Wednesday, November 03, 2021

Blindness or Short-Sighted Caution: Memmi on the Jew-of-the-Right

 "How can a man be a Rightist when he is a Jew?," Albert Memmi asked in A Portrait of the Jew.

The alliance of Jewry with Right wing movements can never be anything but temporary . . . To preserve the existing order, the Right has to stiffen and emphasize differences while at the same time having no respect for what is different. To preserve itself as a privileged group, it must repulse, restrict and repress other groups. Now it may be that a Jew may desire the survival of a given social order in which, by chance, he is not too unhappy. But in addition, he wants the differences between himself and the non-Jews in that class to be forgotten or at least minimized. The Right, either openly or covertly, drives the Jew back to his Jewishness and can only condemn and burden his Jewishness. Not to speak of times of crisis when the Rightist doctrine, whipped to a frenzy, is driven to violent solutions, to the use of sentiments and methods that debase the lives of Jews (218-19).

In his next book, The Liberation of the Jew, Memmi reiterated the point more bluntly: "[A] Jew is conservative only out of blindness of some short-sighted caution" (228). If you are a Jew and you find right-wing movements appealing, it's because you're not paying attention, or because you aren't looking more than six inches in front of your own feet. The end of the story is all too predictable, only an idiot could not see it coming. And this is an observation Memmi makes in the midst of a searing critique of the left and its treatment of the Jews. That critique notwithstanding, Memmi still wants to be crystal clear that the Jew-of-the-right is a fool.

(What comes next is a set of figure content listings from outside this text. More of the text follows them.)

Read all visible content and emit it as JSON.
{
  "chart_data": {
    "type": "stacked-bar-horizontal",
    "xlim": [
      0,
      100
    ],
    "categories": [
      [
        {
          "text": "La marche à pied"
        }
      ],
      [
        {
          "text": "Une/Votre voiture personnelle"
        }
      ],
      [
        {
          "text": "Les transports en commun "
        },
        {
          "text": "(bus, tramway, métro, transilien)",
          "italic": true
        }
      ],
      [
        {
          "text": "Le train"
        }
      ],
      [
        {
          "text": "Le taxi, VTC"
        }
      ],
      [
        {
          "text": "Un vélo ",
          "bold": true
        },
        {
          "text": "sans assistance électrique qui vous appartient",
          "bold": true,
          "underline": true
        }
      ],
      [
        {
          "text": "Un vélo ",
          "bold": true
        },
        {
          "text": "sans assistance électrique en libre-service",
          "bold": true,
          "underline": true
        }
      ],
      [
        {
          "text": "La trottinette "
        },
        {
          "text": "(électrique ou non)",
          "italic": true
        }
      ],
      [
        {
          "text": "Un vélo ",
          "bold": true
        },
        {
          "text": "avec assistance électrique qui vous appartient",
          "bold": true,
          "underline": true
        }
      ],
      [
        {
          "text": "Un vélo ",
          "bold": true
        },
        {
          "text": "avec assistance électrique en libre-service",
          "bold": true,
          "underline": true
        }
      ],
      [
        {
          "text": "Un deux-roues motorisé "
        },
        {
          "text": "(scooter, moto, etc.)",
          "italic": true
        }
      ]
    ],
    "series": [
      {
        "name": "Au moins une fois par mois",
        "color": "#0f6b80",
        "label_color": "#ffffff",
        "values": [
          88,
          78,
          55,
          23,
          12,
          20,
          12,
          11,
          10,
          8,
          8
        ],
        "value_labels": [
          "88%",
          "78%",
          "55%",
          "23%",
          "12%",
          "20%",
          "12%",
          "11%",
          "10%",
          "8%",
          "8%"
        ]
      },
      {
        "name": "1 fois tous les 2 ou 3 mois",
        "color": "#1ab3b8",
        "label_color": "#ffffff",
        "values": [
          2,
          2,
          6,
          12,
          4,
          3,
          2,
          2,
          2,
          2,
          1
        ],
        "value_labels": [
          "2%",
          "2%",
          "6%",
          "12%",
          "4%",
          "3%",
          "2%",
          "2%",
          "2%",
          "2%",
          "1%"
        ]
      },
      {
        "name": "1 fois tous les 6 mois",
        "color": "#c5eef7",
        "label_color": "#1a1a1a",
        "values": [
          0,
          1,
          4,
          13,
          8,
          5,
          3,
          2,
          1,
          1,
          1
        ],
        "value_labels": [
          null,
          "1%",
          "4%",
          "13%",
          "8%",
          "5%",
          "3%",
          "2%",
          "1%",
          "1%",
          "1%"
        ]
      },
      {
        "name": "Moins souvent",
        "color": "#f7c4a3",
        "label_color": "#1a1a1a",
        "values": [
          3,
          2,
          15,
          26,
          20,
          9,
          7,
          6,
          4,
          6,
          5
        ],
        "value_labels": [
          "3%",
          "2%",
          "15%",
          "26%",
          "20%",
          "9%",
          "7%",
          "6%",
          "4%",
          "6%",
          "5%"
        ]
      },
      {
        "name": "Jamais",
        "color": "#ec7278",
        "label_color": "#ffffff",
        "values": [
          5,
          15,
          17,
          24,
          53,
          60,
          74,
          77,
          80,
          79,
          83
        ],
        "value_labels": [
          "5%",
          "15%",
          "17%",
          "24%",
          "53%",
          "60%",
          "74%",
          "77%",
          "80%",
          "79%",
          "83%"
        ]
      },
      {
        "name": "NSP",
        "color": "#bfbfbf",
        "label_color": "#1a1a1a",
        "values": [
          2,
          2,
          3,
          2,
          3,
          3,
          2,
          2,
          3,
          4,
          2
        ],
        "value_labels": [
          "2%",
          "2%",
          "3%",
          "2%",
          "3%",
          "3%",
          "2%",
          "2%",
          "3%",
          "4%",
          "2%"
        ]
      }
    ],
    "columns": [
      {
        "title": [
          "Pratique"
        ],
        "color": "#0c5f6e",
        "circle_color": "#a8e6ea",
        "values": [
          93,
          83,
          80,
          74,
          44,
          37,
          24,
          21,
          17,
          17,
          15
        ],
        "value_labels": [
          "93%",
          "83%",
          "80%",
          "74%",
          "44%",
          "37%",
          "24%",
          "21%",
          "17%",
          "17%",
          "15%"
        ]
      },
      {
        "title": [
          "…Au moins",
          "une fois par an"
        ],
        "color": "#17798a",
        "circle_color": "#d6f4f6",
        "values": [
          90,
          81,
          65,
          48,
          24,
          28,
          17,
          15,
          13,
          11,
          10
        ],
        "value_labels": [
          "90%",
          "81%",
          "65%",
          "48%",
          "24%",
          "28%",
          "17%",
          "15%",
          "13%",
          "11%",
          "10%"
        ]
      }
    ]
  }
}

Much has been made over the way in which the anti-CRT frenzy, first confined to local offices like school boards, may have accounted for major conservative victories in the elections yesterday. Juxtapose that account with this story, also from this week, about how that rhetoric is playing out in one such school board meeting in Arizona:

During the public comment portion of the meeting of the Chandler Unified School District board, a woman who identified herself as Melanie Rettler spoke for over a minute about critical race theory and vaccines — topics not listed on the meeting agenda but at the center of heated public debate nationwide.

Her comment crescendoed with an antisemitic claim drenched in the language of right-wing conspiracy theories.

“Every one of these things, the deep state, the cabal, the swamp, the elite — you can’t mention it, but I will — there is one race that owns all the pharmaceutical companies and these vaccines aren’t safe, they aren’t effective and they aren’t free,” Rettler said. “You know that you’re paying for it through the increase in gas prices, the increase in food prices — you’re paying for this and it’s being taken from your money and being given to these pharmaceutical companies and if you want to bring race into this: It’s the Jews.”

If you think for a second that this anti-CRT hysteria is even going to slow down, let alone reverse course, insofar as it predictably breeds rank hatred like this (not to mention both-sidesing the Holocaust, and banning books on the Holocaust, and blocking an antisemitism envoy for the crime of opposing antisemitism ...) you are out to lunch. Whatever faint concern some conservatives might have for Jews and Jewish safety won't even be a speed bump in their race to power by way of right-wing authoritarianism. To cozy up to this darkness out of blindness or short-sighted fear -- well, fortunately most Jews know better. But every group has its idiots and its fools, and I suppose we are no different.

1 comment:

DL said...

Memmi is such a challenge these days. He was also blunt on the topic of colonialism... what a challenge it is to consider that minorities had it better under colonialism than they did before it, or after it. Would we talk about it the same way if it was acknowledged that overthrowing one oppressor resulted in a worse one? And that you might be shunned from pleasant company if you say it out loud?

The Mizrahi experience disrupts all, so you may want to keep it buried... What would people think if they saw that today's calls for equity seem to be pulled verbatim in some cases from decolonial and Marxist arguments in the 1950s that Jews should be excluded from universities and entire classes of jobs in the name of, you guessed it, equity, in the newly independent North Africa? How to struggle with making that real experience fit with today's calls for justice? Especially when antisemites know they will be welcome by the left today, as they were in Memmi's era? Sources abound, but just try to mention them.